Where does this power originate? “ I feel sorry for them because they can’t explain their creative power,” says Tomoko. Even though the tools are the same, the results are unique. What makes a note the right one? How does a phrase convey thought? How does the music’s movement rise above the score it is written on? “You have to respect every composer,” Tomoko explains. “Composition is hard work. Each composer creates a unique sound and interpretation. It’s very complicated.” Tomoko maintains that “They are tough guys.”
But composing is more than text. It is more than one-way communication. It is a conversation.
Composers resonate with its performers and the audience.
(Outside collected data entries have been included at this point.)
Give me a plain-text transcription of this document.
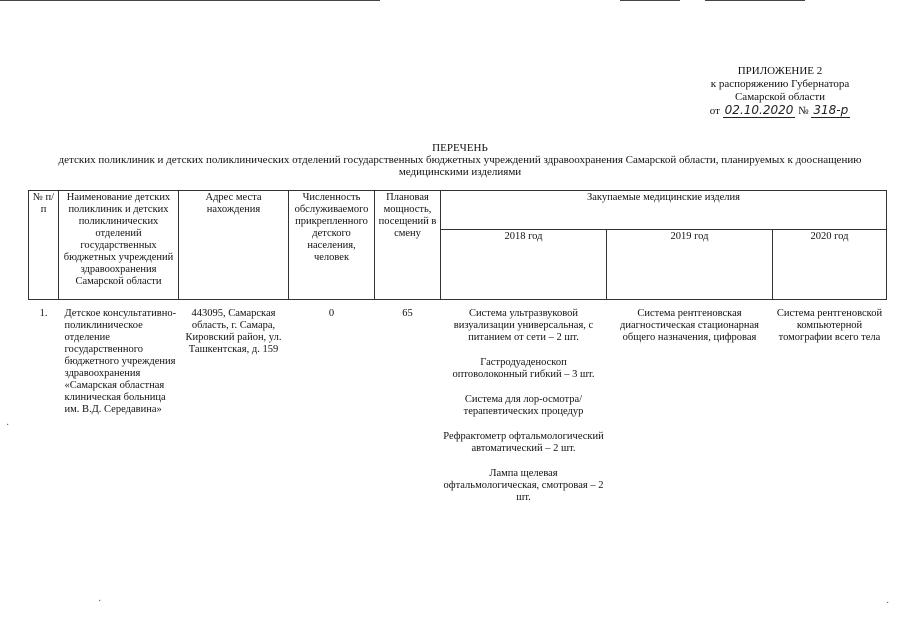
ПРИЛОЖЕНИЕ 2
к распоряжению Губернатора
Самарской области
от 02.10.2020 № 318-р
ПЕРЕЧЕНЬ
детских поликлиник и детских поликлинических отделений государственных бюджетных учреждений здравоохранения Самарской области, планируемых к дооснащению медицинскими изделиями
№ п/п	Наименование детских поликлиник и детских поликлинических отделений государственных бюджетных учреждений здравоохранения Самарской области	Адрес места нахождения	Численность обслуживаемого прикрепленного детского населения, человек	Плановая мощность, посещений в смену	Закупаемые медицинские изделия		
					2018 год	2019 год	2020 год
1.	Детское консультативно-поликлиническое отделение государственного бюджетного учреждения здравоохранения «Самарская областная клиническая больница им. В.Д. Середавина»	443095, Самарская область, г. Самара, Кировский район, ул. Ташкентская, д. 159	0	65	Система ультразвуковой визуализации универсальная, с питанием от сети – 2 шт.
Гастродуаденоскоп оптоволоконный гибкий – 3 шт.
Система для лор-осмотра/терапевтических процедур
Рефрактометр офтальмологический автоматический – 2 шт.
Лампа щелевая офтальмологическая, смотровая – 2 шт.	Система рентгеновская диагностическая стационарная общего назначения, цифровая	Система рентгеновской компьютерной томографии всего тела
·	·
·
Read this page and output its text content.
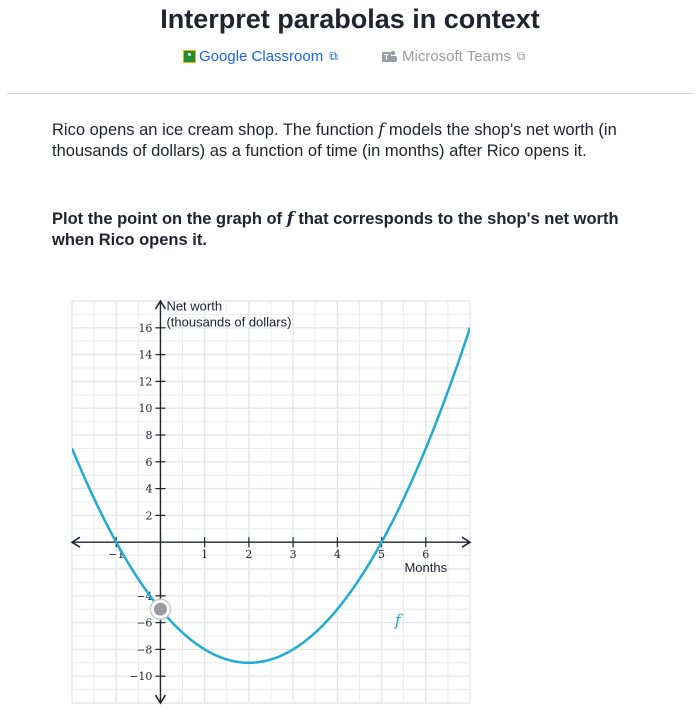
Interpret parabolas in context
Google Classroom ⧉	T Microsoft Teams ⧉

Rico opens an ice cream shop. The function f models the shop's net worth (in thousands of dollars) as a function of time (in months) after Rico opens it.

Plot the point on the graph of f that corresponds to the shop's net worth when Rico opens it.

−1	1	2	3	4	5	6
−10
−8
−6
−4
2
4
6
8
10
12
14
16
Months
Net worth
(thousands of dollars)
f
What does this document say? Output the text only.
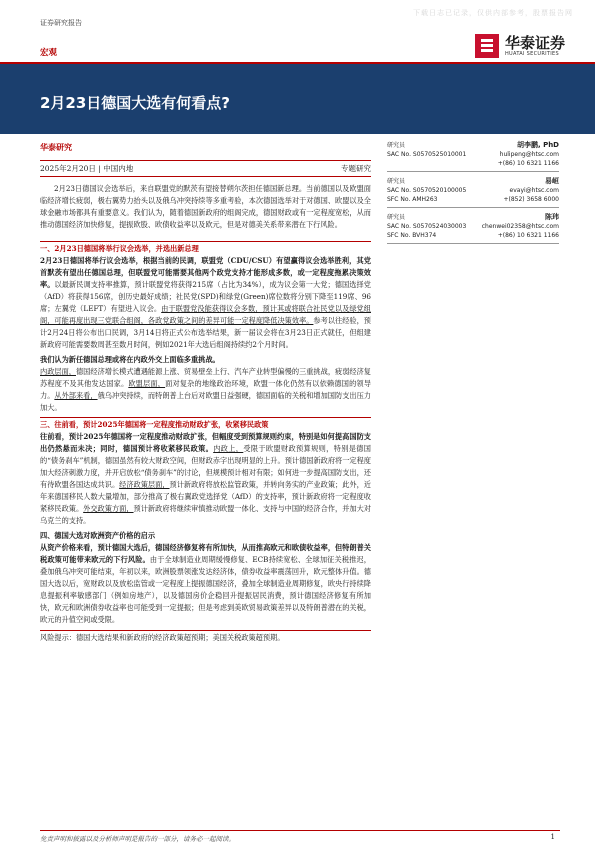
证券研究报告
下载日志已记录，仅供内部参考，股票报告网
宏观
华泰证券
HUATAI SECURITIES
2月23日德国大选有何看点?
华泰研究
2025年2月20日 | 中国内地	专题研究
研究员	胡李鹏, PhD
SAC No. S0570525010001	hulipeng@htsc.com
+(86) 10 6321 1166
研究员	易峘
SAC No. S0570520100005	evayi@htsc.com
SFC No. AMH263	+(852) 3658 6000
研究员	陈玮
SAC No. S0570524030003	chenwei02358@htsc.com
SFC No. BVH374	+(86) 10 6321 1166

2月23日德国议会选举后，来自联盟党的默茨有望接替朔尔茨担任德国新总理。当前德国以及欧盟面临经济增长疲弱，极右翼势力抬头以及俄乌冲突持续等多重考验，本次德国选举对于对德国、欧盟以及全球金融市场都具有重要意义。我们认为，随着德国新政府的组阁完成，德国财政或有一定程度宽松，从而推动德国经济加快修复，提振欧股、欧债收益率以及欧元，但是对德美关系带来潜在下行风险。

一、2月23日德国将举行议会选举，并选出新总理

2月23日德国将举行议会选举，根据当前的民调，联盟党（CDU/CSU）有望赢得议会选举胜利，其党首默茨有望出任德国总理，但联盟党可能需要其他两个政党支持才能形成多数，或一定程度拖累决策效率。以最新民调支持率推算，预计联盟党将获得215席（占比为34%），成为议会第一大党；德国选择党（AfD）将获得156席，创历史最好成绩；社民党(SPD)和绿党(Green)席位数将分别下降至119席、96席；左翼党（LEFT）有望进入议会。由于联盟党没能获得议会多数，预计其或将联合社民党以及绿党组阁，可能再度出现三党联合组阁，各政党政策之间的差异可能一定程度降低决策效率。参考以往经验，预计2月24日将公布出口民调，3月14日将正式公布选举结果，新一届议会将在3月23日正式就任，但组建新政府可能需要数周甚至数月时间，例如2021年大选后组阁持续约2个月时间。

我们认为新任德国总理或将在内政外交上面临多重挑战。

内政层面，德国经济增长模式遭遇能源上涨、贸易壁垒上行、汽车产业转型偏慢的三重挑战，疲弱经济复苏程度不及其他发达国家。欧盟层面，面对复杂的地缘政治环境，欧盟一体化仍然有以依赖德国的领导力。从外部来看，俄乌冲突持续，而特朗普上台后对欧盟日益强硬，德国面临的关税和增加国防支出压力加大。

三、往前看，预计2025年德国将一定程度推动财政扩张，收紧移民政策

往前看，预计2025年德国将一定程度推动财政扩张，但幅度受到预算规则约束，特别是如何提高国防支出仍然悬而未决；同时，德国预计将收紧移民政策。内政上，受限于欧盟财政预算规则，特别是德国的“债务刹车”机制，德国虽然有较大财政空间，但财政赤字出现明显的上升。预计德国新政府将一定程度加大经济刺激力度，并开启放松“债务刹车”的讨论，但规模预计相对有限；如何进一步提高国防支出，还有待欧盟各国达成共识。经济政策层面，预计新政府将放松监管政策，并转向务实的产业政策；此外，近年来德国移民人数大量增加，部分推高了极右翼政党选择党（AfD）的支持率，预计新政府将一定程度收紧移民政策。外交政策方面，预计新政府将继续审慎推动欧盟一体化、支持与中国的经济合作，并加大对乌克兰的支持。

四、德国大选对欧洲资产价格的启示

从资产价格来看，预计德国大选后，德国经济修复将有所加快，从而推高欧元和欧债收益率，但特朗普关税政策可能带来欧元的下行风险。由于全球制造业周期缓慢修复、ECB持续宽松、全球加征关税推迟，叠加俄乌冲突可能结束，年初以来，欧洲股票领涨发达经济体，债券收益率震荡回升，欧元整体升值。德国大选以后，宽财政以及放松监管或一定程度上提振德国经济，叠加全球制造业周期修复，欧央行持续降息提振利率敏感部门（例如房地产），以及德国房价企稳回升提振居民消费，预计德国经济修复有所加快，欧元和欧洲债券收益率也可能受到一定提振；但是考虑到美欧贸易政策差异以及特朗普潜在的关税，欧元的升值空间或受限。

风险提示：德国大选结果和新政府的经济政策超预期；美国关税政策超预期。
免责声明和披露以及分析师声明是报告的一部分，请务必一起阅读。	1
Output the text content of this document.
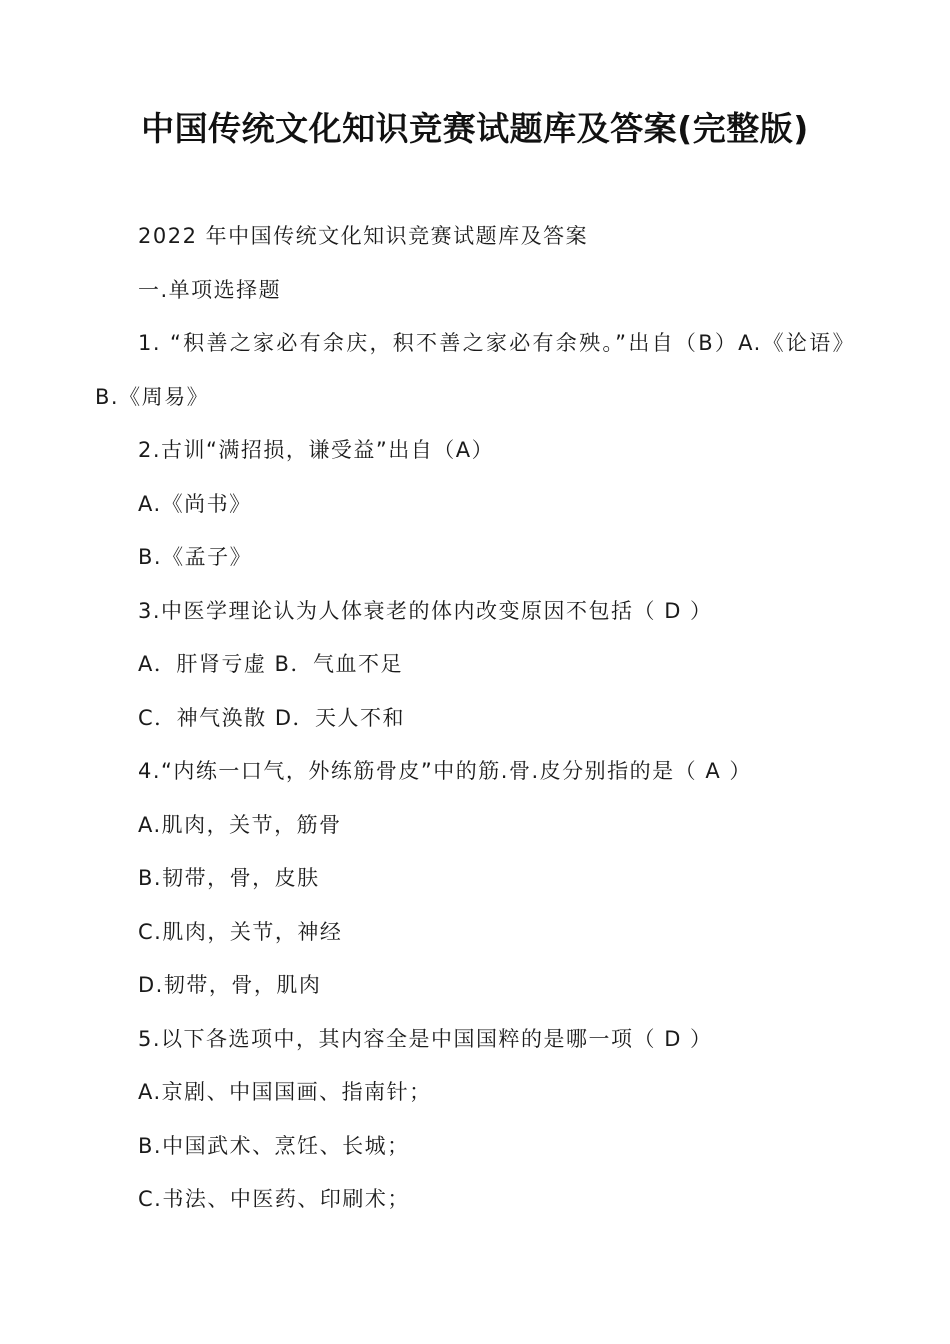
中国传统文化知识竞赛试题库及答案(完整版)
2022 年中国传统文化知识竞赛试题库及答案
一.单项选择题
1. “积善之家必有余庆，积不善之家必有余殃。”出自（B）A.《论语》 B.《周易》
2.古训“满招损，谦受益”出自（A）
A.《尚书》
B.《孟子》
3.中医学理论认为人体衰老的体内改变原因不包括（ D ）
A．肝肾亏虚 B．气血不足
C．神气涣散 D．天人不和
4.“内练一口气，外练筋骨皮”中的筋.骨.皮分别指的是（ A ）
A.肌肉，关节，筋骨
B.韧带，骨，皮肤
C.肌肉，关节，神经
D.韧带，骨，肌肉
5.以下各选项中，其内容全是中国国粹的是哪一项（ D ）
A.京剧、中国国画、指南针；
B.中国武术、烹饪、长城；
C.书法、中医药、印刷术；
The music rings straight to the heart, and the sound created by the composer reverberates throughout the body and the soul: both in its performance and in listening to it.
And that music can empower the performer and the listener. It adds value to their lives and makes them better people. Music unites the composer and the audience, and brings out their best selves at the same time that it affirms a sense of belonging with each other and with higher powers.
It is no wonder that Tomoko believes that “composers are guardian angels.”